Dem Schweizer Schriftsteller Jürg Amann fielen bei einer Theaterarbeit in Wien die Aufzeichnungen von Rudolf Höß, dem Kommandanten von Auschwitz, in die Hände. Höß hatte in der Krakauer Untersuchungshaft, zwischen seiner Verhaftung durch die britische Militärpolizei und seiner Verurteilung zum Tod, etwa 300 Seiten beschrieben; Amann hat diese strukturiert und verdichtet, ohne Nennenswertes hinzuzufügen. Entstanden ist ein schmales Bändchen, vom Arche-Verlag, der für hochwertige Bücher im Schweizer Layout bekannt ist, schön gestaltet. Der Inhalt ist ein „Monolog“ im Originalton, ursprünglich für Bühne und Hörspiel geschrieben, der aber auch in Textform seine Wirkung nicht verfehlt. Glatt und leicht, strukturiert und wohlgeformt spricht der Berichtende seine Leser an, und doch ist der Inhalt im Grunde unverdaulich.
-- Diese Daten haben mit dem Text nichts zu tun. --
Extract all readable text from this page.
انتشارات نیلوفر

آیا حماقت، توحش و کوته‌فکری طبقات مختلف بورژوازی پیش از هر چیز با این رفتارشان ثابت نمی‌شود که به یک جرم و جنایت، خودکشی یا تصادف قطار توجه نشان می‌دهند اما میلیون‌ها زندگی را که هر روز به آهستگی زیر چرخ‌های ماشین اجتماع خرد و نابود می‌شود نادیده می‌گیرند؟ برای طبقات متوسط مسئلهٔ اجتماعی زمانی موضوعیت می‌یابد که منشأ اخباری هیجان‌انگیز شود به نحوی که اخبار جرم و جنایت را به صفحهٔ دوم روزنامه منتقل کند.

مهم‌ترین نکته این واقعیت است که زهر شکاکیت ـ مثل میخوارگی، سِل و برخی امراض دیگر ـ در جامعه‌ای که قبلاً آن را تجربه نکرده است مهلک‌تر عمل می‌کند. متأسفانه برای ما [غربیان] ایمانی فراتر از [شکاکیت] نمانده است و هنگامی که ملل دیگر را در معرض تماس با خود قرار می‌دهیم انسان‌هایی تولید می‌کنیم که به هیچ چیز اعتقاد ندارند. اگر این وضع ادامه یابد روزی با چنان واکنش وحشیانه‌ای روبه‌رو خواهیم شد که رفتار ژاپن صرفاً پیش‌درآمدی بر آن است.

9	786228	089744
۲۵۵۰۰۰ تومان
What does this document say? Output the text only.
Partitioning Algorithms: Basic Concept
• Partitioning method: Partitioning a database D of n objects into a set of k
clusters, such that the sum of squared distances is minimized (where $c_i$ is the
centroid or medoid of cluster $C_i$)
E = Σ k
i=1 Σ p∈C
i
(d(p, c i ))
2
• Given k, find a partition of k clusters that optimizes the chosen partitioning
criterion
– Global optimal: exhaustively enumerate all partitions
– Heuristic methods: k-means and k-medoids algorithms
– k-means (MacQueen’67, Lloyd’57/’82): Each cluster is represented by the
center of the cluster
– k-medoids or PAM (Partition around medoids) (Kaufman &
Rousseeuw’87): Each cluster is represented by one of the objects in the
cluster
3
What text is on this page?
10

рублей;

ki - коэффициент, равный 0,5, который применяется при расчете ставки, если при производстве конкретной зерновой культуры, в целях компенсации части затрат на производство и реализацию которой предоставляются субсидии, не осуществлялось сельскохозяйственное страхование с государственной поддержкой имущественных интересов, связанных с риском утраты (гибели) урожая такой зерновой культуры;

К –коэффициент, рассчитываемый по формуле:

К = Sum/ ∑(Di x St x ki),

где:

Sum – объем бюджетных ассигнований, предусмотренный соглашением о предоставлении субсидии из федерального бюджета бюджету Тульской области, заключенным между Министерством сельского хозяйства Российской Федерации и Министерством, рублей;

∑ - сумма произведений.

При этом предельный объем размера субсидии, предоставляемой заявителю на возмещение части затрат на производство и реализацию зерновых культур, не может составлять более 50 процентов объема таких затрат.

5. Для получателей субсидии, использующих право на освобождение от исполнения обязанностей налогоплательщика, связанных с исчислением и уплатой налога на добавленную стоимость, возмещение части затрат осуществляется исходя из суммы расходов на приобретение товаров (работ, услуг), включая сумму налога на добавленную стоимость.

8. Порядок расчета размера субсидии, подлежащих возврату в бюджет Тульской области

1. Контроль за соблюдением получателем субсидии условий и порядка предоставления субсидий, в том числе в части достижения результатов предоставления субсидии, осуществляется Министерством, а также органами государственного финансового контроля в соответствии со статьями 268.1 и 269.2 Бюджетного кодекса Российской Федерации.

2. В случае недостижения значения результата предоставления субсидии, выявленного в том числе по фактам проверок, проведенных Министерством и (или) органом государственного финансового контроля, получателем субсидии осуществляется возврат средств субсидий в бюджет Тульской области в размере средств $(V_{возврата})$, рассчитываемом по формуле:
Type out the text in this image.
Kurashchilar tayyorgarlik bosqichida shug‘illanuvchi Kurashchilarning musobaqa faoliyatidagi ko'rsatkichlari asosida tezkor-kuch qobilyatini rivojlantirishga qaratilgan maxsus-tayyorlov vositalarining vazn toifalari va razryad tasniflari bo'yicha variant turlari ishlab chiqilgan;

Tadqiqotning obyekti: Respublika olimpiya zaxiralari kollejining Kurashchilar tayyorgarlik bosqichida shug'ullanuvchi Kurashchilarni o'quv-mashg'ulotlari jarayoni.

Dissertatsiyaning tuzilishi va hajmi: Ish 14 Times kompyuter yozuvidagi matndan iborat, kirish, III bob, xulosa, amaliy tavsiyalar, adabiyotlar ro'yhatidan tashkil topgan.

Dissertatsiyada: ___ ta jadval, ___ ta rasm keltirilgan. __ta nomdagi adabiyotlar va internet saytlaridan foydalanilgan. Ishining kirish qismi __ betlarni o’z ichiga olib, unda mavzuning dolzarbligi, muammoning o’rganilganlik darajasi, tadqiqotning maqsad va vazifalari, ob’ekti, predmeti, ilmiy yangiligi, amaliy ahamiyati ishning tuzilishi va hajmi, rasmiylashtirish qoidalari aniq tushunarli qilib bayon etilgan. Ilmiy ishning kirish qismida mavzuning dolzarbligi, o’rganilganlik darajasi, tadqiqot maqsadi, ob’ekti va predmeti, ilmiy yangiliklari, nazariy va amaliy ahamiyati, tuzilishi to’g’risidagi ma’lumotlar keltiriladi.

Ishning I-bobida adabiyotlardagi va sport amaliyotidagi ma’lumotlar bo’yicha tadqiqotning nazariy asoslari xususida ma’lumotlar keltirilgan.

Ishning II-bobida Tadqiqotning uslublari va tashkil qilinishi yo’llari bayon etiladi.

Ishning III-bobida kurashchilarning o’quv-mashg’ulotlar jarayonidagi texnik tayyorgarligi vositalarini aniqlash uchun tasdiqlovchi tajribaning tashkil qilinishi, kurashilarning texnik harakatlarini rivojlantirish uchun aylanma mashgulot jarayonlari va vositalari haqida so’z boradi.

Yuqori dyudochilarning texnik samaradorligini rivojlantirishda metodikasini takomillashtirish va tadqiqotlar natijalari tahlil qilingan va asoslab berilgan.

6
Erinnert unweigerlich an Eichmann

Höß berichtet von seiner etwas lieblosen, aber insgesamt unauffälligen Kindheit im katholischen Milieu. Er sollte Priester werden, fühlte sich aber zum Militär hingezogen und schmuggelte sich mit 16 an die Front des ersten Weltkriegs, wo er stark geprägt wurde. Nach Krieg, Fememord und Zuchthaus trat Höß den nationalsozialistischen Artamanen bei, wollte eigentlich ein völkischer Bauer werden und seine Kinderschar großziehen, als ihn Himmler 1934 zur SS nach Dachau holte. Höß beschreibt seine Arbeit in Dachau und später in Auschwitz so nüchtern und sachlich, dass es unweigerlich an Eichmann erinnert; er führte in seinen eigenen Augen einfach Befehle aus und organisierte die Judenvernichtung möglichst effizient. Er weist den Vorwurf der Grausamkeit weit von sich, er habe die Gräuel nie gebilligt und Misshandlungen und Quälerei nie geduldet.

Eben kein Monster

Gleichzeitig rückt er auch nach dem Zusammenbruch des 3. Reichs nicht von seinen nationalsozialistischen Überzeugungen ab: Zwar hält er die Judenvernichtung im Nachhinein für falsch, aber deshalb, weil sie der Sache des Antisemitismus geschadet und das Judentum seinem Endziel näher gebracht habe. Er beschuldigt sogar die aus jüdischen Häftlingen bestehenden Sonderkommandos, die die Todgeweihten in die Gaskammern führen mussten, dass sie mit Eifer oder aber mit einer „stumpfen Gleichmütigkeit“ dabei gewesen seien – ohne zu bemerken, dass beide Vorwürfe ausgezeichnet auf ihn selber passten. Gleichzeitig sorgte er sich stets um seine Familie, die er im Lager bei sich hatte, bemühte sich, möglichst viel Zeit mit den Kindern zu verbringen, und hatte Probleme, die „schaurigen Bilder“ der Vernichtungsmaschinerie aus dem Kopf zu bekommen, bevor er zur Familie heimging. Gerade dieser Kontrast, gerade dass Höß nicht als blutrünstiger Gewalttäter, nicht als grausames Monster erscheint und dennoch für den Tod vieler Hunderttausender direkt verantwortlich ist, sorgt für die verstörende Wirkung seines Berichts. Es ist Amanns Verdienst, diesen durch seine Bearbeitung lesbar und der Öffentlichkeit zugänglich gemacht zu haben. Jürg Amann: Der Kommandant. Arche, Zürich und Hamburg, 2011.